日本の歴史を背負いたくない、という人は他の国に移住する、という選択を行って下さい。
日本の現在は享受するけど、歴史は背負いたくないという人は、責任を負わない人、無責任な人と判断します。
そういう人に子供たちを教育して欲しくはありませんね。
何より、そういう考え方だと「日本は悪い事をしてきた国だ」という事になります。
「悪い事」をしないように、「悪い事」を嫌うように教育しているのに、自分の住んでいる日本が「悪い国」だと教えられる、と。
日本が嫌いになる子供も出てくるでしょう。
貴方が日本を嫌うのは勝手ですが、自分の嗜好を子供たちに押しつけないように。
子供たちの殆どは将来日本で生きていくはずで、嫌いな国で暮らしていくのは不幸な事だと思うのですよ。
自分の国が好きな方が、おそらく幸せになれると思うのですが。
太平洋戦争で負けて、日本は東京裁判で「悪い国」として裁かれました。
そして太平洋戦争は「悪事」として、日本人に教えられました。
確かに戦争は”悪”です。
「汝殺すなかれ」は十戒のひとつでしたっけ。
それを真っ向から破るのですから。
では、何故そのような”悪”が起きたのか。
「戦争」は公正に評価されるべきです。
事実を確認し、評価するのが改善の第一歩です。
それをしないと次につなげる、次の戦争を防ぐ事も出来なくなる。
戦争を”悪”として何も考えずにただ忌避する事は、戦争を起こす人を作る事になります。

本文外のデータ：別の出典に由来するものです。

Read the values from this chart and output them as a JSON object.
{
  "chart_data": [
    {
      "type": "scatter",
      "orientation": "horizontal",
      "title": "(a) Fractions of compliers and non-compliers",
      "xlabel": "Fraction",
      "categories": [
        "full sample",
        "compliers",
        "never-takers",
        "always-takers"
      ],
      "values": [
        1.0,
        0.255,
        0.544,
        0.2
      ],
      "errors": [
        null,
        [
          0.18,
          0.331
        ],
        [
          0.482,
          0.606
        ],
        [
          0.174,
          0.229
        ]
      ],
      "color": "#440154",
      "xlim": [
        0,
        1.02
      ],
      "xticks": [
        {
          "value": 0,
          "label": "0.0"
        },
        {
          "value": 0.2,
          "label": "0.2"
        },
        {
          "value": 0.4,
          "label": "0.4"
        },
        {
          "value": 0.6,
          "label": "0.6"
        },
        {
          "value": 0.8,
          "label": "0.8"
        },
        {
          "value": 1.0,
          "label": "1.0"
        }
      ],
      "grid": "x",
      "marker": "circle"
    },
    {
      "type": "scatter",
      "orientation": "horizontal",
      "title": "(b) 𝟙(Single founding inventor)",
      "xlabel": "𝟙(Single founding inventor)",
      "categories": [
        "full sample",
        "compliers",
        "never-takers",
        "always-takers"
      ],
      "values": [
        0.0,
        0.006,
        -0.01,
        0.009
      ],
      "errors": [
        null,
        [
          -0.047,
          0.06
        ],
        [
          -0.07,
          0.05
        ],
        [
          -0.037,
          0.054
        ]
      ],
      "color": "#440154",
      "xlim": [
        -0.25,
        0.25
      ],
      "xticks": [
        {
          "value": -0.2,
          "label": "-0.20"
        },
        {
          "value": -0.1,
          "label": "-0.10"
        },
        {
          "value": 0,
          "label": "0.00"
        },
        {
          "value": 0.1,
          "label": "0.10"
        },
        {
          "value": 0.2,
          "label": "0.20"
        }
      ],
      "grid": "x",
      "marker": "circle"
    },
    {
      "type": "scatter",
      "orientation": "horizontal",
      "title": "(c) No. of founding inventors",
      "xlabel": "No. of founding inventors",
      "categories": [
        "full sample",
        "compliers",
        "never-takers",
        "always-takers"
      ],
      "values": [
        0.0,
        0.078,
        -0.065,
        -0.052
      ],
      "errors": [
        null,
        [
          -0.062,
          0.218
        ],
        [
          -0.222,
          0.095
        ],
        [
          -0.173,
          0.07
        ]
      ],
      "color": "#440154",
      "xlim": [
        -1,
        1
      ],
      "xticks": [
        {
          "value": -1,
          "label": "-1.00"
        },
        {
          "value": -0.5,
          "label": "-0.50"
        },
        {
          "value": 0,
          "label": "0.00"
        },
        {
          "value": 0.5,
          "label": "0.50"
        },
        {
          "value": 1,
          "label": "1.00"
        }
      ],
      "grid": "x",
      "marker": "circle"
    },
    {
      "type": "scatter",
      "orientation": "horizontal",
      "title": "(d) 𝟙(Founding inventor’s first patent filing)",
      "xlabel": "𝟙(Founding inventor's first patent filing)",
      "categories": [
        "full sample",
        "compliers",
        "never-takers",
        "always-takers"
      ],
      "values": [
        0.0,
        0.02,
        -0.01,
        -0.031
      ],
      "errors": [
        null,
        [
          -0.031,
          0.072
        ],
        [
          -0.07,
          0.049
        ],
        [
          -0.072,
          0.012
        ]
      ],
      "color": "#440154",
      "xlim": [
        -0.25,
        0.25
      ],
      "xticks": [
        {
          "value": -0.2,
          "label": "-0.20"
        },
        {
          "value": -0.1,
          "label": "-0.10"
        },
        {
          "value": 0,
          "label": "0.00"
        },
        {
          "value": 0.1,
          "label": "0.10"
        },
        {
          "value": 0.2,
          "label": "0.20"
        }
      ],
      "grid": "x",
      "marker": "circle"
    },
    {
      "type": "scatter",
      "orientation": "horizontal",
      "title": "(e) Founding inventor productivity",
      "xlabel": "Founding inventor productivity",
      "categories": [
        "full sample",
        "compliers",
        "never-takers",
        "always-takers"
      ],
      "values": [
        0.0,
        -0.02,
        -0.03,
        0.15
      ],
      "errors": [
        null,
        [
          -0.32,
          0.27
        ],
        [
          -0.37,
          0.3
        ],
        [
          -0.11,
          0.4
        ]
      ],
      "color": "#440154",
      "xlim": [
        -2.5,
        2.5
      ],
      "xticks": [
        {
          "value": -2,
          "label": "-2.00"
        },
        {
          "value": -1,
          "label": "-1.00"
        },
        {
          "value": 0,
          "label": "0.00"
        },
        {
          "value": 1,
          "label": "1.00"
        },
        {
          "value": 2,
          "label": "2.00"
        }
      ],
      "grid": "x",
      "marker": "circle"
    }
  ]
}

一旦戦争を”善”と認識させられたら、簡単に戦争に進むでしょう。
共産主義を”善”に認識したかつての貴方たちのように。
どこかの誰かのように、戦争犯罪ばかりをほじくるのが正しい行いではありません。
太平洋戦争を”悪”と決めつけ、戦争犯罪ばかりクローズアップする。
戦争とか軍隊とかそういうものに「平和の敵」というレッテルをべったりと貼り付けて、そのレッテルの補強ばかりする。
私はそこに「ナンセン~ス」と叫んで、自由な言論を封じた学生運動の残滓を嗅ぎ取ります。
事実に対し謙虚に接し、考える。
それを放棄した、無能で無責任な学生運動と同じように。
歴史は公正に、客観的に見られるべきです。
私は太平洋戦争を客観的に公正に見て、戦争前の日本の意志が何であったか、それを知りたいと思います。
そうして。
結局のところ、私は言いたかったのだと思います。
太平洋の島々に散った人々に対して。
「あなた方は素晴らしい人たちだった。」
そして「ありがとうございました」と。
彼らも間違いなく私たちの今の生活、日本を作ってくれた人々なのですから。
「悪い事」をして死んだ人たちだったとは、思いたくないのです。